Wer kann den HC Sierre stoppen?
Nach dem ersten Meistertitel seit 58 Jahren geht Sierre als Favorit in die neue Saison der Swiss League. Doch insbesondere La Chaux-de-Fonds und Visp wollen die Dominanz des Titelverteidigers brechen.
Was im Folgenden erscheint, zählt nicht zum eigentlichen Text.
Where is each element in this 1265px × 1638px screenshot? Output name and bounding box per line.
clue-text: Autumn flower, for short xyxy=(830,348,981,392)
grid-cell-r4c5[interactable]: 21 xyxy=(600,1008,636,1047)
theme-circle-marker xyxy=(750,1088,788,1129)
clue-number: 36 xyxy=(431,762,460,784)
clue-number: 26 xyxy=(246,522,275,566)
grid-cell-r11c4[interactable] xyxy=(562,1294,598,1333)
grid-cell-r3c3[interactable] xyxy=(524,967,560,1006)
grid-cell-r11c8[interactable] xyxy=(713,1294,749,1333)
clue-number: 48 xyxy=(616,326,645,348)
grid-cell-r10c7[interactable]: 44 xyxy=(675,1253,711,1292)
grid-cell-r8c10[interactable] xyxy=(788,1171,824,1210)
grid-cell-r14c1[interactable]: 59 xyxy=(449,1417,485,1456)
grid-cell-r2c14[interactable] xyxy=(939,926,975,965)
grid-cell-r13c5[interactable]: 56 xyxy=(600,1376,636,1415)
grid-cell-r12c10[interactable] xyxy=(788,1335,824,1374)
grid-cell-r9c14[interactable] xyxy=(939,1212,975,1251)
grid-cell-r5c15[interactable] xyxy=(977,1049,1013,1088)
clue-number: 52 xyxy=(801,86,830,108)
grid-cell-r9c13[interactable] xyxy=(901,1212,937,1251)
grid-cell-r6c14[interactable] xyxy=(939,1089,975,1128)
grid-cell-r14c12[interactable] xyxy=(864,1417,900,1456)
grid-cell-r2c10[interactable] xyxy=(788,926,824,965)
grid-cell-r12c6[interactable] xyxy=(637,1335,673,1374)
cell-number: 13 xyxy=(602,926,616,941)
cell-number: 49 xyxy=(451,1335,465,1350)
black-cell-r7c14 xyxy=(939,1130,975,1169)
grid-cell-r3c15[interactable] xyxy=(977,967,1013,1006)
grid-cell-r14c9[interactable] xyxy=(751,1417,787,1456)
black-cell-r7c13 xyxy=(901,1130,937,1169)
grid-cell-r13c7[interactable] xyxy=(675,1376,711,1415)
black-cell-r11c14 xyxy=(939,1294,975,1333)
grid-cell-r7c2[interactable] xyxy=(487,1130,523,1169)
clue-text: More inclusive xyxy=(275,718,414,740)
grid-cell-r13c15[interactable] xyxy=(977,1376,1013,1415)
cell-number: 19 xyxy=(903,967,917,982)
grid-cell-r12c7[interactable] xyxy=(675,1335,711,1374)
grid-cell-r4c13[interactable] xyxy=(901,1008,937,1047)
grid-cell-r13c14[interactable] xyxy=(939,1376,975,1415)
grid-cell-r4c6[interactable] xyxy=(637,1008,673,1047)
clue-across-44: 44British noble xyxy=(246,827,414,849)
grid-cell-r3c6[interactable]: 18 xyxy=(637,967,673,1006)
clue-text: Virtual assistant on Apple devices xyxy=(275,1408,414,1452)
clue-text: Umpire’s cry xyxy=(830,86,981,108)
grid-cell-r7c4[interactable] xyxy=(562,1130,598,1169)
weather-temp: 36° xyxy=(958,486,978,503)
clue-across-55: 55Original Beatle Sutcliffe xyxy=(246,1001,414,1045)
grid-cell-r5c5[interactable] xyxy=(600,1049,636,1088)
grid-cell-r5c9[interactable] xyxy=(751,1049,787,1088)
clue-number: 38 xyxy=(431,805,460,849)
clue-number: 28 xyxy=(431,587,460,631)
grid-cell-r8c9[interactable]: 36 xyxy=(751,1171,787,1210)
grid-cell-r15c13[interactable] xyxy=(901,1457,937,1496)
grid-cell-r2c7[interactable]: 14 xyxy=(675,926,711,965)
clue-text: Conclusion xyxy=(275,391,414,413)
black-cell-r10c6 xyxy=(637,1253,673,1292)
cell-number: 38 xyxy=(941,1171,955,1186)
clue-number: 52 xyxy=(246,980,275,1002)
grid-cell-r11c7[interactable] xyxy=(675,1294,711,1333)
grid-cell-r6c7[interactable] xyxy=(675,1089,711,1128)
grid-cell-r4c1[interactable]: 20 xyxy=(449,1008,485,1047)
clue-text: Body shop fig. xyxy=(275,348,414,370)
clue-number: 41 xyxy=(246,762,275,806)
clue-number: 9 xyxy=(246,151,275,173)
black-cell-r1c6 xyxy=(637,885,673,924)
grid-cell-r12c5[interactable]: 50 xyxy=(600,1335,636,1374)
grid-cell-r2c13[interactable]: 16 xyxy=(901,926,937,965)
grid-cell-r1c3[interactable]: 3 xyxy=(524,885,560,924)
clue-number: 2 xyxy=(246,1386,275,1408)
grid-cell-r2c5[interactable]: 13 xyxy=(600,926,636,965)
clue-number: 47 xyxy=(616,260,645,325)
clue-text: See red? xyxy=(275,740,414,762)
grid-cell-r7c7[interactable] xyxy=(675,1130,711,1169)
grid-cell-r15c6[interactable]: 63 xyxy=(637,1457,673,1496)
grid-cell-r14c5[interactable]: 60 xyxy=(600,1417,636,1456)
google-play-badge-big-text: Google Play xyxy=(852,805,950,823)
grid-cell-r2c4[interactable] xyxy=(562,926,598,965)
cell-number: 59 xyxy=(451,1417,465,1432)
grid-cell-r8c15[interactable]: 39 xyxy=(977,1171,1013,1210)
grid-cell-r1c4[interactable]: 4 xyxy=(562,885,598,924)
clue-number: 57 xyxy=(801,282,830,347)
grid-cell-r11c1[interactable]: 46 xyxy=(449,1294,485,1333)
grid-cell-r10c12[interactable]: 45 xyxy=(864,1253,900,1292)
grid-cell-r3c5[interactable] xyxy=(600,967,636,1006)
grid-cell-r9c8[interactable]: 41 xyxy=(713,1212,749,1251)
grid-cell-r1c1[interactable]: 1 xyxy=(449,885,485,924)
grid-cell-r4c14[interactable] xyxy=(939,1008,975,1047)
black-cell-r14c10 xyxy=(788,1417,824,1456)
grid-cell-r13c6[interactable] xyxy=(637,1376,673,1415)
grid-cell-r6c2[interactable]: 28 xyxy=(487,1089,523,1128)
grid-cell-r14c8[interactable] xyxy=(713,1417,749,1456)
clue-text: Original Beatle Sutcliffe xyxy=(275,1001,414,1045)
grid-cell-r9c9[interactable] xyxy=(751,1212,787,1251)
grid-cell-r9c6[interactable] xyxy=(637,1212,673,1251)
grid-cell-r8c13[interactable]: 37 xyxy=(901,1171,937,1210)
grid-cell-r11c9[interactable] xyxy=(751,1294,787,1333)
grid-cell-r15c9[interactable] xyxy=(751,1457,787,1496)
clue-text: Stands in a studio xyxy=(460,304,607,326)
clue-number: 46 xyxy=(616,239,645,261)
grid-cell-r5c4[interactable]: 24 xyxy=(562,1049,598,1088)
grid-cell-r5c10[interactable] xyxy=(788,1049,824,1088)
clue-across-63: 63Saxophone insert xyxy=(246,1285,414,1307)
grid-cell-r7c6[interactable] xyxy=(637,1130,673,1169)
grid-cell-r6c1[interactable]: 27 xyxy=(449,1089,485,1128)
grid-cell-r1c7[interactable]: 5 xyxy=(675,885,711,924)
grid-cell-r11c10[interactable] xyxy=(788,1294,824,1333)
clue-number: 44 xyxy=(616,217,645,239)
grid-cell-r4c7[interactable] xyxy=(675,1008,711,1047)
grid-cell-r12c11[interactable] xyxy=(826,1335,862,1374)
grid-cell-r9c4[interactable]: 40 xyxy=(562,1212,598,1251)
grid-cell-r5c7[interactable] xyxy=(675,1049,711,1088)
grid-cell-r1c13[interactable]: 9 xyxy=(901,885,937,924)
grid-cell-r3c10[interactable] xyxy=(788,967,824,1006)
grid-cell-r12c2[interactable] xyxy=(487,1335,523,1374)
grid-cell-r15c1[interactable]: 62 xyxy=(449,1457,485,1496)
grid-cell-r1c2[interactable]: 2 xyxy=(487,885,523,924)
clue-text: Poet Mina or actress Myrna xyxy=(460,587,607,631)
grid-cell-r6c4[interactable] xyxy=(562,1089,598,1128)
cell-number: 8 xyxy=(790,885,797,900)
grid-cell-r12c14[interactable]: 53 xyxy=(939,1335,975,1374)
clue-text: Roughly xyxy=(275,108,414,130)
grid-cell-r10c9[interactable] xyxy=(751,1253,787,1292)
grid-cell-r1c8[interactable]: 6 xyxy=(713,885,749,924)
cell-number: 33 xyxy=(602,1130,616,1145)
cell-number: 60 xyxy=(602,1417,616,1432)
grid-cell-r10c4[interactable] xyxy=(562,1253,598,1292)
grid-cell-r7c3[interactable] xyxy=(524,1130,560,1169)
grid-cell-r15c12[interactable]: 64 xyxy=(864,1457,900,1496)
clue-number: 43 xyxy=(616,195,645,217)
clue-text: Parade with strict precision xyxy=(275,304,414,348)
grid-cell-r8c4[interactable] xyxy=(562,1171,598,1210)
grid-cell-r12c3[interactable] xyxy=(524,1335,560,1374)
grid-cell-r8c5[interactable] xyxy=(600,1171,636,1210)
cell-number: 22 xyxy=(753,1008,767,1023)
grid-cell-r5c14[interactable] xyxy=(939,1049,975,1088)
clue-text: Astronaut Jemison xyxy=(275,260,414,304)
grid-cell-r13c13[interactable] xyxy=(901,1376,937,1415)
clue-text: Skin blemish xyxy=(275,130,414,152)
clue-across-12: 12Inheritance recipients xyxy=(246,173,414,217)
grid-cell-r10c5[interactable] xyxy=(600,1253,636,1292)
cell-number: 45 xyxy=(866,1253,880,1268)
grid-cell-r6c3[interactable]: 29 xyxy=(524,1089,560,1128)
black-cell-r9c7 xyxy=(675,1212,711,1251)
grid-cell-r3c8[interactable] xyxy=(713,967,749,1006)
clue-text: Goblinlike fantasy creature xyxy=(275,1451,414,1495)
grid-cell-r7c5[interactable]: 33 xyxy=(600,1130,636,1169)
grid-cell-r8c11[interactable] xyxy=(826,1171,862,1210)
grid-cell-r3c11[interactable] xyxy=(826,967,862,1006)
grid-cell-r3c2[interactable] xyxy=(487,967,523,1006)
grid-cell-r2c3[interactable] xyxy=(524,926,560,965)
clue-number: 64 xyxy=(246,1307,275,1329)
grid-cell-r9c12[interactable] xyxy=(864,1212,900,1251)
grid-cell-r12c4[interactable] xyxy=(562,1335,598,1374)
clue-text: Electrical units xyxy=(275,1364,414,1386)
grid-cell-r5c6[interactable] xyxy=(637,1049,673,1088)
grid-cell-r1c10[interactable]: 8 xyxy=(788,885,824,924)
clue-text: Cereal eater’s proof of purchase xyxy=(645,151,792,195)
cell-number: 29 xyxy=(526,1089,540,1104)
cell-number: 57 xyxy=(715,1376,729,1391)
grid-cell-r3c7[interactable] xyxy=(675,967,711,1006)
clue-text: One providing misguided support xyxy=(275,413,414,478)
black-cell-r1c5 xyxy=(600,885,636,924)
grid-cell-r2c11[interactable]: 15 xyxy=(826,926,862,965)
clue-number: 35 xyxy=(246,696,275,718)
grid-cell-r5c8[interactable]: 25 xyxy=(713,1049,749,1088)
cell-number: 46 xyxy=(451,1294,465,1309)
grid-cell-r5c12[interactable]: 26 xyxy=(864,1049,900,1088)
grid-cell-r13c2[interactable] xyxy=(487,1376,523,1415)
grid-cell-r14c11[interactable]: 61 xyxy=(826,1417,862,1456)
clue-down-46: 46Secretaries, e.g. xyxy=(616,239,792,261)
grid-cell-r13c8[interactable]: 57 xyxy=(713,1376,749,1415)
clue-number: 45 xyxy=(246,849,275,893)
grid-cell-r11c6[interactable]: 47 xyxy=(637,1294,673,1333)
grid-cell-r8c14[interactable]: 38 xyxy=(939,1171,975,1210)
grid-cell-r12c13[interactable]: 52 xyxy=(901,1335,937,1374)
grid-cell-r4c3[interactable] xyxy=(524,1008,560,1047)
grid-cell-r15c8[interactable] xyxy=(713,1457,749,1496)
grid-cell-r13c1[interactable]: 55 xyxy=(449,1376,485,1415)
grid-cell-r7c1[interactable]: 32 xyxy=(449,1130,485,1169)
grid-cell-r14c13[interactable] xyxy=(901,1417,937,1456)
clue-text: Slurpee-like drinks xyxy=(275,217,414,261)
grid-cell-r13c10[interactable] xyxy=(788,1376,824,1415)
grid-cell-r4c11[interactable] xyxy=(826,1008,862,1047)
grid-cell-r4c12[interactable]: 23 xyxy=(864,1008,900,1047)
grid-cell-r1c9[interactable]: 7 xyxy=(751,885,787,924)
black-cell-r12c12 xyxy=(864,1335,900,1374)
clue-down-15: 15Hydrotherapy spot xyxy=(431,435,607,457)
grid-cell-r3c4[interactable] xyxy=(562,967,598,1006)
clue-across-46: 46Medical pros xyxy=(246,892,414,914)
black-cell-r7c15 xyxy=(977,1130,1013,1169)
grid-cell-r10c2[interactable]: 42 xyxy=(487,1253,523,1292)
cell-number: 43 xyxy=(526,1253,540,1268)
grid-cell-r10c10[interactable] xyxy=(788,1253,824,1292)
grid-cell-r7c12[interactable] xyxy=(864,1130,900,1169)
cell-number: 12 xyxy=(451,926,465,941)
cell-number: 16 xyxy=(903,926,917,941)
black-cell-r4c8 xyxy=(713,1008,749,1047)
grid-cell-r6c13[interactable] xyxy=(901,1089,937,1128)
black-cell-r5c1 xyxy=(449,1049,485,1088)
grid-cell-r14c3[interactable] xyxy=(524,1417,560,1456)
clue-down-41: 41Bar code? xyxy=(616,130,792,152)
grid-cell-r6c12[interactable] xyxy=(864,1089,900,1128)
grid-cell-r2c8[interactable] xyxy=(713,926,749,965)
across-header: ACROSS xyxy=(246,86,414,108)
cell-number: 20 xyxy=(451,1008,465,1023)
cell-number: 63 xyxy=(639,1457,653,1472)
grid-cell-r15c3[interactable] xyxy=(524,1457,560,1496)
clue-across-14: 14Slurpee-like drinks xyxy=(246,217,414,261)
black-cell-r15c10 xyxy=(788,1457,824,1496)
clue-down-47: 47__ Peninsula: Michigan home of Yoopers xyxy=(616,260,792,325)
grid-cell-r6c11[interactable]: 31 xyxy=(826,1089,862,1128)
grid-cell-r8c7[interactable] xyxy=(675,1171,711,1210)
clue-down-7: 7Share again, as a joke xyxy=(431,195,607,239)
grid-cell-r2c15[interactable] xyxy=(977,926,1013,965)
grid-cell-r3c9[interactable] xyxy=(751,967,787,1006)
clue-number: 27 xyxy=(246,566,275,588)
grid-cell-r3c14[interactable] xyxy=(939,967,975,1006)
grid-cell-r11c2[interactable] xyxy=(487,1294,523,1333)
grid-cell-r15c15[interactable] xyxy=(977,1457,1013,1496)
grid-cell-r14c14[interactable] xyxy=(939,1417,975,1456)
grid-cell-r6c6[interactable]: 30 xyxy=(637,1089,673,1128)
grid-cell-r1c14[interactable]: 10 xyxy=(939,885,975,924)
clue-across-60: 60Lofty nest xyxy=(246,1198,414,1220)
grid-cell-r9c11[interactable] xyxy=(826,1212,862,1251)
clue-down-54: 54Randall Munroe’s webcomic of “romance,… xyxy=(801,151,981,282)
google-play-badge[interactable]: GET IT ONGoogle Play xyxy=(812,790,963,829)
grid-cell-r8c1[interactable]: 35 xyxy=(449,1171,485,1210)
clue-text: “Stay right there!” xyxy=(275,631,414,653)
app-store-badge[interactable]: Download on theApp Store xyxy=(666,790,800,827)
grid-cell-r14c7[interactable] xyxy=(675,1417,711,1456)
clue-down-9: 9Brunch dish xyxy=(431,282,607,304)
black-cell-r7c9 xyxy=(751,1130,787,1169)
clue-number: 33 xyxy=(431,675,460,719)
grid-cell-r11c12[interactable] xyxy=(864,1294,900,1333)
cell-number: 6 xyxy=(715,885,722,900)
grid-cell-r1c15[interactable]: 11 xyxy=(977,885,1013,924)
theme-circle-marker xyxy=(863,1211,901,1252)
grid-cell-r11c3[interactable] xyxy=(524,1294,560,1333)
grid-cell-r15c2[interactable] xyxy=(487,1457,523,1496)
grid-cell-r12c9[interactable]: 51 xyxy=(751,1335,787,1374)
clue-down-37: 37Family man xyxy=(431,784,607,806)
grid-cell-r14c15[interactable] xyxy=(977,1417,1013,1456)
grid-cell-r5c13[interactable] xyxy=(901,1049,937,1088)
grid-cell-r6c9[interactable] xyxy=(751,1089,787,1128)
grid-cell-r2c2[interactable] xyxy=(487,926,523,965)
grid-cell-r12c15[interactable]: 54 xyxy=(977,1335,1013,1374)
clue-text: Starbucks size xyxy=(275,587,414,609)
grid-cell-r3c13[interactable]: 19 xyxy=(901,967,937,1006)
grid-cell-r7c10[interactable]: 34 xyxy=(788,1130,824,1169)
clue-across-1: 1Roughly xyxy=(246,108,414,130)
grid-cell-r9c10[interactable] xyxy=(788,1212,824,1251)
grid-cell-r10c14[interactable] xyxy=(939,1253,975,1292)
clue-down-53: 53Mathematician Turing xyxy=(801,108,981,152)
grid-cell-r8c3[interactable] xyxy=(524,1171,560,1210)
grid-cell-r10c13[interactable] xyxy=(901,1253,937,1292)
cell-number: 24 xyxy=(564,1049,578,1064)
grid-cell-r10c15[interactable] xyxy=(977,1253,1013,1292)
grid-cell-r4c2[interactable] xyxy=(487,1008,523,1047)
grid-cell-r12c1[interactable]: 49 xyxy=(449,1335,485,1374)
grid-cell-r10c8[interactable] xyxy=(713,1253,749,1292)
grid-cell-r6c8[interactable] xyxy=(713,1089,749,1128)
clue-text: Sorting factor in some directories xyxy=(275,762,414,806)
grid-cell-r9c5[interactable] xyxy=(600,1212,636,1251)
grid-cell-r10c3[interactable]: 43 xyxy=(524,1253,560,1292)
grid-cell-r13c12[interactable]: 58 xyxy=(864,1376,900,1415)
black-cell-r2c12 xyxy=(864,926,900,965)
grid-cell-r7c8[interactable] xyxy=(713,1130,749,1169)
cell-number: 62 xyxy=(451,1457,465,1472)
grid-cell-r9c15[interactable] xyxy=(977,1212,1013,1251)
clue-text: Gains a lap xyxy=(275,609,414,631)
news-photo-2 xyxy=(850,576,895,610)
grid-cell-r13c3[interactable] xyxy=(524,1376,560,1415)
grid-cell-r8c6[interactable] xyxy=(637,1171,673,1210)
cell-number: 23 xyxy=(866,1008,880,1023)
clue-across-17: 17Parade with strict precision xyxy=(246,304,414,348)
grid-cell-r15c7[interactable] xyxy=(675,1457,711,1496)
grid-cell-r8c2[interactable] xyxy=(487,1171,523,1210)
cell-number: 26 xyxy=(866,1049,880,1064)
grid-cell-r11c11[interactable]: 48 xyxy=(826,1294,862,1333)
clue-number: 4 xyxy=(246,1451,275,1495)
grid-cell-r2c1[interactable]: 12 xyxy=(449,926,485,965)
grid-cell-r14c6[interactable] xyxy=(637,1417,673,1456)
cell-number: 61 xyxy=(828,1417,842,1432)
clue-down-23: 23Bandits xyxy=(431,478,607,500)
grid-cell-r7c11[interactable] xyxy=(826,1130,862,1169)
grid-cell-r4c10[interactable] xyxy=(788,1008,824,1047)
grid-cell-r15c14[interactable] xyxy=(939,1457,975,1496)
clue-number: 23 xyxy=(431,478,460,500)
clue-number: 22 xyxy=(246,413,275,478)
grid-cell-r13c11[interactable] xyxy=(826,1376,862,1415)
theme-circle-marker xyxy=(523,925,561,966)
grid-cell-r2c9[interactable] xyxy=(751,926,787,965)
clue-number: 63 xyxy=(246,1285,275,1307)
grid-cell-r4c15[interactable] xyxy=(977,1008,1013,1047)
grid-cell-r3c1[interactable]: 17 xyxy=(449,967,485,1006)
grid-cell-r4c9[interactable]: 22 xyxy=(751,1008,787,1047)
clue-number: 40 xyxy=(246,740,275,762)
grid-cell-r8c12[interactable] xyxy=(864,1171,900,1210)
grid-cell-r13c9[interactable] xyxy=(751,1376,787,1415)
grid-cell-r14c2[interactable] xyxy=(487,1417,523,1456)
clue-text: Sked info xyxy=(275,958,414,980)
Mit 15 Punkten Vorsprung auf den Zweitplatzierten HC Thurgau in der Qualifikation und drei Playoffrunden, die jeweils mit 4:1 Siegen gegen die GCK Lions, Olten und La Chaux-de-Fonds gewonnen wurden, dominierte der HC Sierre in der vergangenen Saison die zweithöchste Schweizer Eishockey-Liga. Das Team von Chris McSorley steht nun unter dem Druck, diese Leistung zu bestätigen, auch wenn es noch etwas dauern dürfte, bis sich die Mannschaft um den Aufstieg in die National League bemühen darf. Frühestens 2028 dürfte es so weit sein.
Die starke Offensive mit dem Ausländerduo Samuel Asselin und Jayden Halbgewachs, das in der vergangenen Saison zusammen 149 Punkte sammelte, wird unter anderem durch den Zuzug von Killian Mottet weiter verstärkt. Der Freiburger wird von Fribourg-Gottéron an die Unterwalliser ausgeliehen. Auch wenn der finanzielle Unterschied zur Schweizer Elite weiterhin enorm ist, haben die Klubs der zweithöchsten Liga interessante Transfers getätigt.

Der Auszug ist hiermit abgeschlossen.